Everyone knows about the noise that cascades upon visiting teams from the fans at CenturyLink Field and the difficulty all the sound creates. It causes communication problems, untimely penalties and headaches both real and imagined.
But the flip side is that it makes it kind of hard for the home team to communicate on defense. Even the Seahawks’ coaches struggle sometimes and are forced to scream through the headsets.
No problem. After some early acclimation, the Seahawks have figured out how to thrive even if they can never hear one another.
“Sometimes you’ve got to look at each other and understand the situation and be on the same page,” Seattle cornerback Richard Sherman said. “You’ve got to slow yourselves down and slow the game down and understand situational football. You’re not going to be able to tell them, ‘hey, hey, alert the corner, alert the spot route or alert that.’ You’ve got to look at him and know, ‘You see what I’m seeing? Yes, we’re on the same page,’ and play it out.”
Playing through the din, Seattle has forced 21 turnovers at home in the regular season and no offense gained more than 350 total yards. Jacksonville and Minnesota were the only teams in the regular season to pass for more than 200 yards on the Seahawks at CenturyLink Field, but both games were blowouts where Seattle combined to force seven turnovers against the two.
The members of Seattle’s secondary said this year they’ve noticed how much easier it’s become to communicate non-verbally and how often they’re all seeing the same thing from the offense.
“It just sort of happened.
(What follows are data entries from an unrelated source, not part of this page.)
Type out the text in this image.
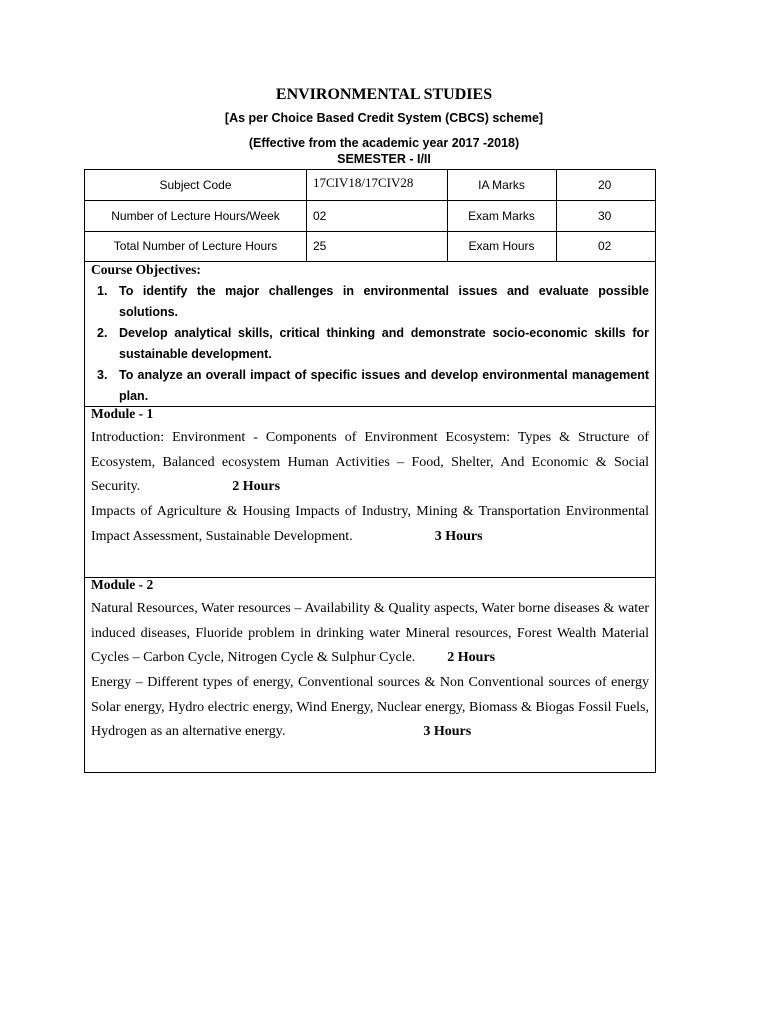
ENVIRONMENTAL STUDIES
[As per Choice Based Credit System (CBCS) scheme]
(Effective from the academic year 2017 -2018)
SEMESTER - I/II
Subject Code	17CIV18/17CIV28	IA Marks	20
Number of Lecture Hours/Week	02	Exam Marks	30
Total Number of Lecture Hours	25	Exam Hours	02
Course Objectives:
1. To identify the major challenges in environmental issues and evaluate possible solutions.
2. Develop analytical skills, critical thinking and demonstrate socio-economic skills for sustainable development.
3. To analyze an overall impact of specific issues and develop environmental management plan.
Module - 1
Introduction: Environment - Components of Environment Ecosystem: Types & Structure of Ecosystem, Balanced ecosystem Human Activities – Food, Shelter, And Economic & Social Security.	2 Hours
Impacts of Agriculture & Housing Impacts of Industry, Mining & Transportation Environmental Impact Assessment, Sustainable Development.	3 Hours
Module - 2
Natural Resources, Water resources – Availability & Quality aspects, Water borne diseases & water induced diseases, Fluoride problem in drinking water Mineral resources, Forest Wealth Material Cycles – Carbon Cycle, Nitrogen Cycle & Sulphur Cycle. 2 Hours
Energy – Different types of energy, Conventional sources & Non Conventional sources of energy Solar energy, Hydro electric energy, Wind Energy, Nuclear energy, Biomass & Biogas Fossil Fuels, Hydrogen as an alternative energy.	3 Hours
You didn’t even realize it at first until you kind of sit back and watch film like, golly, we’re tied on a string,” safety Earl Thomas said. “Everybody’s on their role, they’re into it, and we’re in sync. We’re in a good place right now as a whole defense.”
Seattle is helped getting its calls made by the fact that the Seahawks don’t make wholesale defensive changes or run multiple packages. For the most part, Seattle stays relatively simple, especially in the secondary where its base plan of playing with one deep safety and pressure from the cornerbacks is consistent.
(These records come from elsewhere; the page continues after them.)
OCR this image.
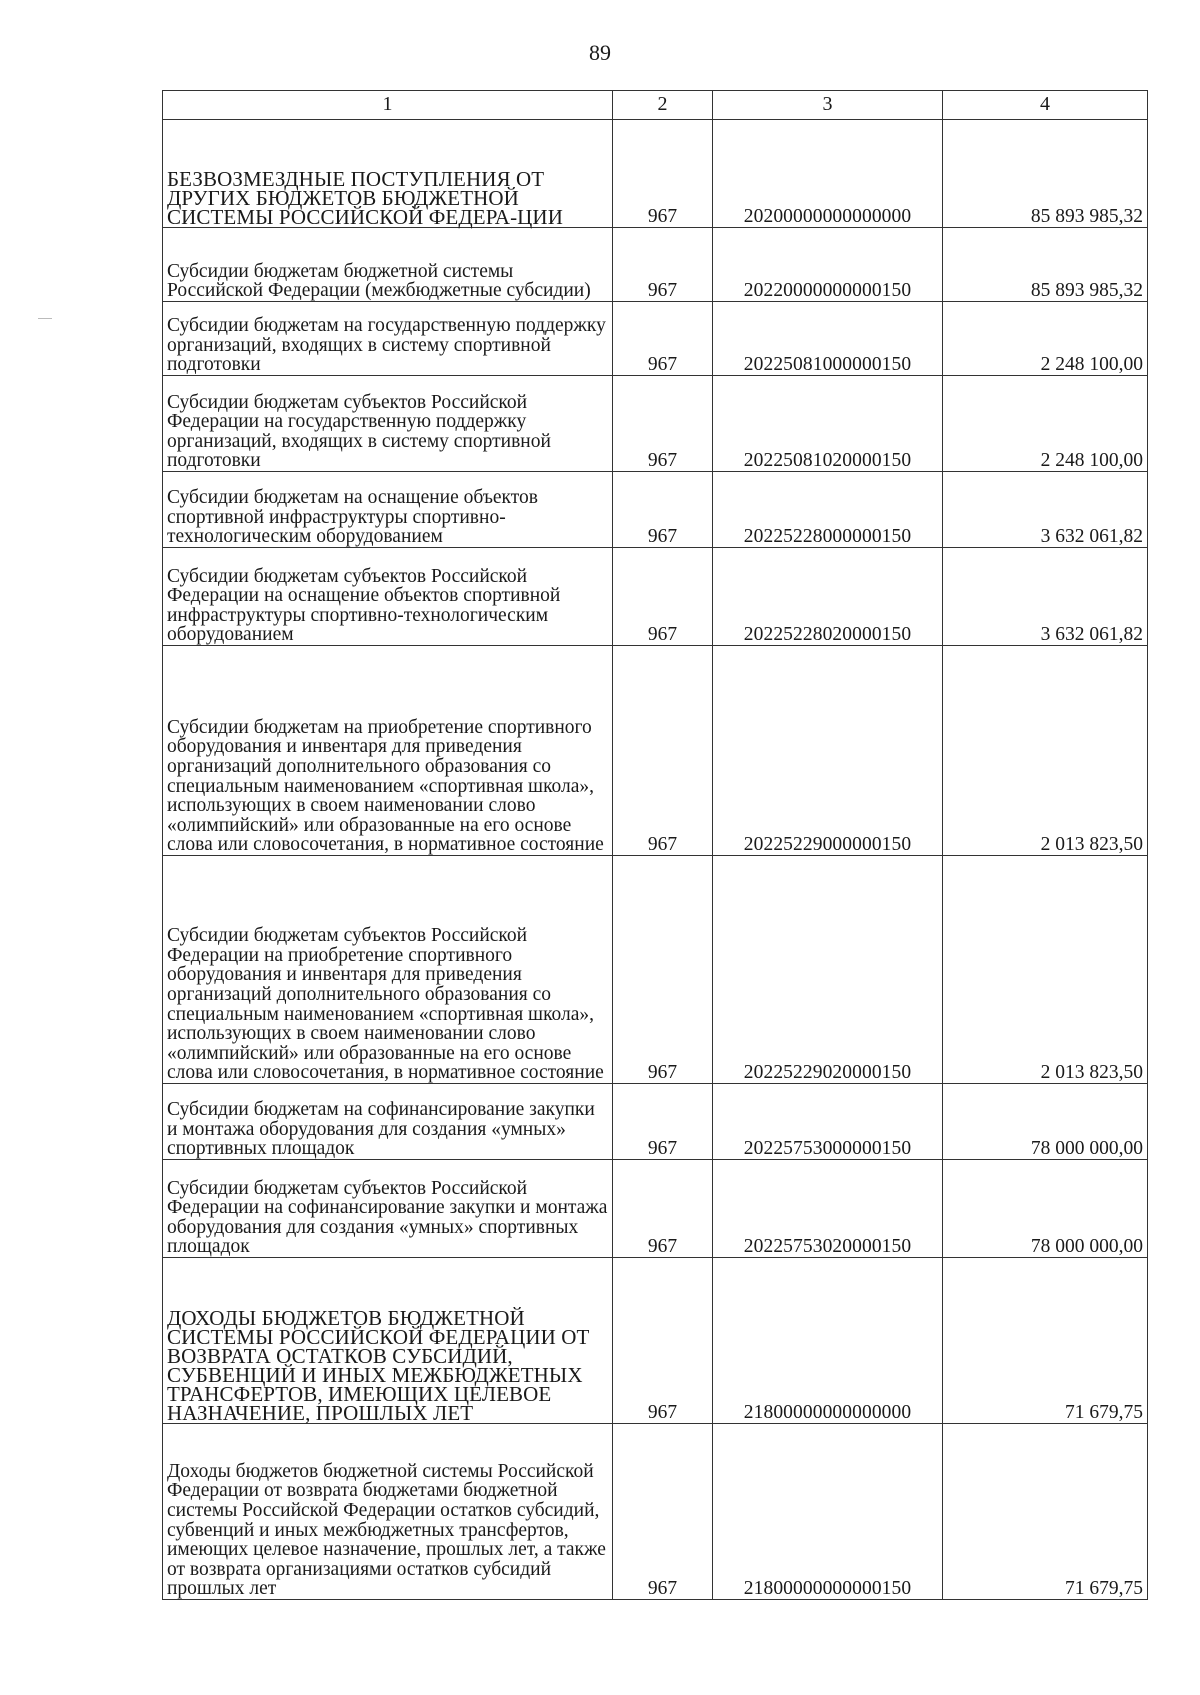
89
1	2	3	4
БЕЗВОЗМЕЗДНЫЕ ПОСТУПЛЕНИЯ ОТ ДРУГИХ БЮДЖЕТОВ БЮДЖЕТНОЙ СИСТЕМЫ РОССИЙСКОЙ ФЕДЕРА-ЦИИ	967	20200000000000000	85 893 985,32
Субсидии бюджетам бюджетной системы Российской Федерации (межбюджетные субсидии)	967	20220000000000150	85 893 985,32
Субсидии бюджетам на государственную поддержку организаций, входящих в систему спортивной подготовки	967	20225081000000150	2 248 100,00
Субсидии бюджетам субъектов Российской Федерации на государственную поддержку организаций, входящих в систему спортивной подготовки	967	20225081020000150	2 248 100,00
Субсидии бюджетам на оснащение объектов спортивной инфраструктуры спортивно-технологическим оборудованием	967	20225228000000150	3 632 061,82
Субсидии бюджетам субъектов Российской Федерации на оснащение объектов спортивной инфраструктуры спортивно-технологическим оборудованием	967	20225228020000150	3 632 061,82
Субсидии бюджетам на приобретение спортивного оборудования и инвентаря для приведения организаций дополнительного образования со специальным наименованием «спортивная школа», использующих в своем наименовании слово «олимпийский» или образованные на его основе слова или словосочетания, в нормативное состояние	967	20225229000000150	2 013 823,50
Субсидии бюджетам субъектов Российской Федерации на приобретение спортивного оборудования и инвентаря для приведения организаций дополнительного образования со специальным наименованием «спортивная школа», использующих в своем наименовании слово «олимпийский» или образованные на его основе слова или словосочетания, в нормативное состояние	967	20225229020000150	2 013 823,50
Субсидии бюджетам на софинансирование закупки и монтажа оборудования для создания «умных» спортивных площадок	967	20225753000000150	78 000 000,00
Субсидии бюджетам субъектов Российской Федерации на софинансирование закупки и монтажа оборудования для создания «умных» спортивных площадок	967	20225753020000150	78 000 000,00
ДОХОДЫ БЮДЖЕТОВ БЮДЖЕТНОЙ СИСТЕМЫ РОССИЙСКОЙ ФЕДЕРАЦИИ ОТ ВОЗВРАТА ОСТАТКОВ СУБСИДИЙ, СУБВЕНЦИЙ И ИНЫХ МЕЖБЮДЖЕТНЫХ ТРАНСФЕРТОВ, ИМЕЮЩИХ ЦЕЛЕВОЕ НАЗНАЧЕНИЕ, ПРОШЛЫХ ЛЕТ	967	21800000000000000	71 679,75
Доходы бюджетов бюджетной системы Российской Федерации от возврата бюджетами бюджетной системы Российской Федерации остатков субсидий, субвенций и иных межбюджетных трансфертов, имеющих целевое назначение, прошлых лет, а также от возврата организациями остатков субсидий прошлых лет	967	21800000000000150	71 679,75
The majority of Seattle’s changes come on the defensive line and most of those are swapping a group of run stuffers for a group of pass rushers.
“It helps a lot because you don’t see a lot of people running in and out on the field,” Wagner said.
Even the lack of changes doesn’t mean the communication stops. Wagner and fellow linebackers Malcolm Smith and K.J. Wright are often seen tapping defensive linemen to shift one direction or another to adjust their alignments. Last week against New Orleans, Thomas and fellow safety Kam Chancellor regularly ran up to one another when they saw specific formations from the Saints, then relayed what they were seeing to Sherman and fellow cornerback Byron Maxwell through hand signals.
It’s an art the Seahawks have worked at. They spend time in meetings early in the week deciding what signals they will use to communicate knowing anything verbal will get drowned out by the home fans.
“There is a lot of communication that goes into our defense and it’s not easy. It’s almost as if we’re the offense having an away game,” Smith said. “We just try and work through it. We know it’s going to be loud.”